March 11, 1993
Mr. John J. Sheehan
P.O. Box 604
Binghamton, N.Y. 13902
The staff of the Committee on Open Government is authorized to issue advisory opinions. The ensuing staff advisory opinion is based solely upon the facts presented in your correspondence.
Dear Mr. Sheehan:
I have received your letter of March 6.
You referred to advice previously rendered in which I indicated, in your words, "that those conducting meetings have the right to control speakers." You wrote that when the president of City Council is sworn into office, he swears to uphold the constitutions of the United States and the State of New York. That being so, you asked how such a person can "turn around and deprive speakers of their first amendment rights."
In this regard, while individuals may have the right to express themselves and to speak, I do not believe that they necessarily have the right to do so at meetings of public bodies. It is noted that there is no constitutional right to attend meetings of public bodies. Those rights are conferred by statute, i.e., by legislative action, in laws enacted in each of the fifty states. In the absence of a statutory grant of authority to attend such meetings, I do not believe that the public would have the right to attend.
In the case of the New York Open Meetings Law, in a statement of general principle and intent, that statute confers upon the public the right to attend meetings of public bodies, to listen to their deliberations and observe the performance of public officials.
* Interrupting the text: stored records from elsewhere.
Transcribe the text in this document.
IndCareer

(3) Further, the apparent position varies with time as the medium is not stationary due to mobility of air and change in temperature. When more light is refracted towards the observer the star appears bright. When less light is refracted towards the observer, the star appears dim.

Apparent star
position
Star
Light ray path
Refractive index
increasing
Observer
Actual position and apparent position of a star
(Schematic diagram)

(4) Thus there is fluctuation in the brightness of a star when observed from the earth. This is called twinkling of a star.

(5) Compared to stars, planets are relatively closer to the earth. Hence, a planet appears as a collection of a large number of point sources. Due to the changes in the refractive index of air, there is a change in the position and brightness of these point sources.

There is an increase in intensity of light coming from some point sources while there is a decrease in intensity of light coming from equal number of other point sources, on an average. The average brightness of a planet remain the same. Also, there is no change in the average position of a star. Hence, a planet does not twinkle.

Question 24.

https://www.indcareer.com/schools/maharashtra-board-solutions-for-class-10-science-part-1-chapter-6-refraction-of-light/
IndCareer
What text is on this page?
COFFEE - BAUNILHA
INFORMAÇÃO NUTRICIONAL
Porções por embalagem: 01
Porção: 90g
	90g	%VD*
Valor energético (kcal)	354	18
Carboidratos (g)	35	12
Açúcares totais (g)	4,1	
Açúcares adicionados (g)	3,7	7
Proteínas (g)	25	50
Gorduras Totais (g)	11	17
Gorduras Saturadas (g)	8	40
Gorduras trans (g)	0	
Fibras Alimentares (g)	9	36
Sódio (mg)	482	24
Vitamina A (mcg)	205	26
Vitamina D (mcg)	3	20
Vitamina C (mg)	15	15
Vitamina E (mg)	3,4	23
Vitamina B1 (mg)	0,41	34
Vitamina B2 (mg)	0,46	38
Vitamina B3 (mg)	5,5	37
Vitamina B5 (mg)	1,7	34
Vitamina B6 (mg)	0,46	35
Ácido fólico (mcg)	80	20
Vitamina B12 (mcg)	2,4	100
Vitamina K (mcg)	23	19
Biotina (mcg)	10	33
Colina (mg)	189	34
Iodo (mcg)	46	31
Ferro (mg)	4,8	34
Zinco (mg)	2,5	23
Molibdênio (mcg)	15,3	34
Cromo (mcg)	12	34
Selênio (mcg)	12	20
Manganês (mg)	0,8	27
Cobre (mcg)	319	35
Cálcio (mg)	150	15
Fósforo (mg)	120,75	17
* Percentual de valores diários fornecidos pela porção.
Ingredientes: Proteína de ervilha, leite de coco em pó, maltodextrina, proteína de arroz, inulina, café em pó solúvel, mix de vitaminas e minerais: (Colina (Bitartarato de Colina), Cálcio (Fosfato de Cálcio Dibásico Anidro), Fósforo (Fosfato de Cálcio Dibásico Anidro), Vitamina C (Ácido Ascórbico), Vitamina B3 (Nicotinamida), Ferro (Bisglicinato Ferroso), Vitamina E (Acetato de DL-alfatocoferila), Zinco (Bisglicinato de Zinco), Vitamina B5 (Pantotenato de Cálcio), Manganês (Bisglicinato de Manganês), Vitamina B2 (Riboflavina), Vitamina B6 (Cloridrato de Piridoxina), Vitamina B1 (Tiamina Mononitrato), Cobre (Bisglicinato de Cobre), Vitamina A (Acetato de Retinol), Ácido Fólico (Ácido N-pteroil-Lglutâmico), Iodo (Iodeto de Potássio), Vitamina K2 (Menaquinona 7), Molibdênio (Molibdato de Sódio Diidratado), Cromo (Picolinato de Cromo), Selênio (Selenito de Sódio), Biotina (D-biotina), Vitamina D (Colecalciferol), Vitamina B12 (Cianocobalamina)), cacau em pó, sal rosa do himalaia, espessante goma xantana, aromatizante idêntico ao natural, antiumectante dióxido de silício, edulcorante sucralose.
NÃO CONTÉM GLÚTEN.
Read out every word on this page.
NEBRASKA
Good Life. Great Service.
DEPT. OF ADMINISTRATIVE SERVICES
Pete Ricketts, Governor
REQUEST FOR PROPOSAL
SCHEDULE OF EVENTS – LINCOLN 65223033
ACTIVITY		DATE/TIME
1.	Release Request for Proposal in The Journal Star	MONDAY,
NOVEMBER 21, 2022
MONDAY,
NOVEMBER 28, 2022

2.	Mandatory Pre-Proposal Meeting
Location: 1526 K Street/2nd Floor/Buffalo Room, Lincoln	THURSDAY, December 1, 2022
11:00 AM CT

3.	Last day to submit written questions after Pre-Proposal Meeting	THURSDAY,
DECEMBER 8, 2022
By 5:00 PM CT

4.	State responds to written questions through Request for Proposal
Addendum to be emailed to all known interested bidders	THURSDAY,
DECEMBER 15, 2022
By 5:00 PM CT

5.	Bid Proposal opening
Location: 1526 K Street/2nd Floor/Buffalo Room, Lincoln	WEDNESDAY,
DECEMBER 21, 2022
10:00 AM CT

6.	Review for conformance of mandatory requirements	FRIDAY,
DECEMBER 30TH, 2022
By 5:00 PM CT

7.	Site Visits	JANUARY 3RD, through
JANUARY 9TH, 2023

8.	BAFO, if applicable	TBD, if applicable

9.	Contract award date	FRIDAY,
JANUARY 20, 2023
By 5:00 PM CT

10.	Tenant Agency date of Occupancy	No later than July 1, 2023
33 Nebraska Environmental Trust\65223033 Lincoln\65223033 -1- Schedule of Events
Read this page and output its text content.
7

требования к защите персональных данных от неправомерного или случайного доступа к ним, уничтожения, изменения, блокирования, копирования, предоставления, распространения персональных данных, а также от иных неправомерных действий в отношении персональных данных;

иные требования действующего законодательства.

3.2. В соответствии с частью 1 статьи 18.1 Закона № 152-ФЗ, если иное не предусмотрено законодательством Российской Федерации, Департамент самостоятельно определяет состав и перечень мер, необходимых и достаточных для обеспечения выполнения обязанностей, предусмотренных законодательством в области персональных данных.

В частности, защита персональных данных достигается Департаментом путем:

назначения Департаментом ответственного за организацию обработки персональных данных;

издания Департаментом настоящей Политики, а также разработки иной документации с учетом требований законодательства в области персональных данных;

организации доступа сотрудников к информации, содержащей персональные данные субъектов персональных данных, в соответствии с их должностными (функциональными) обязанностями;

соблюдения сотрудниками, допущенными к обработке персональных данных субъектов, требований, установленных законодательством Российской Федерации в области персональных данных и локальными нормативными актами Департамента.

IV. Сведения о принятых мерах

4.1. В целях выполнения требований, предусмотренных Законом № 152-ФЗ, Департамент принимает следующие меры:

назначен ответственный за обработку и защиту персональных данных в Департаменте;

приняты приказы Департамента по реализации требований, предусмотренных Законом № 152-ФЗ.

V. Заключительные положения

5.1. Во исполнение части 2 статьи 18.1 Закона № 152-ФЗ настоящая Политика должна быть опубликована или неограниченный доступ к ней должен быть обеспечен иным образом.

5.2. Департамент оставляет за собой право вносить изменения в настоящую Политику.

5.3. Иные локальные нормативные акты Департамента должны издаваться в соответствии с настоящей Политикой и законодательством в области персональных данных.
However, as you are aware, that right is limited, for public bodies in appropriate circumstances may enter into closed or executive sessions. As such, it is reiterated that, in my opinion, there is no constitutional right to attend meetings.
Within the language of the Open Meetings Law, there is nothing that pertains to the right of those in attendance to speak or otherwise participate. Certainly a member of the public may speak or express opinions about meetings or about the conduct of public business before or after meetings to other persons. However, since neither the Open Meetings Law nor any other provision of which I am aware provides the public with the right to speak during meetings, I do not believe that a public body is required to permit the public to do so during meetings. As suggested in earlier correspondence, a public body may in my view permit the public to speak, and if it does so, it has been suggested that rules and procedures be developed that regarding the privilege to speak that are reasonable and that treat members of the public equally.
I hope that I have been of some assistance.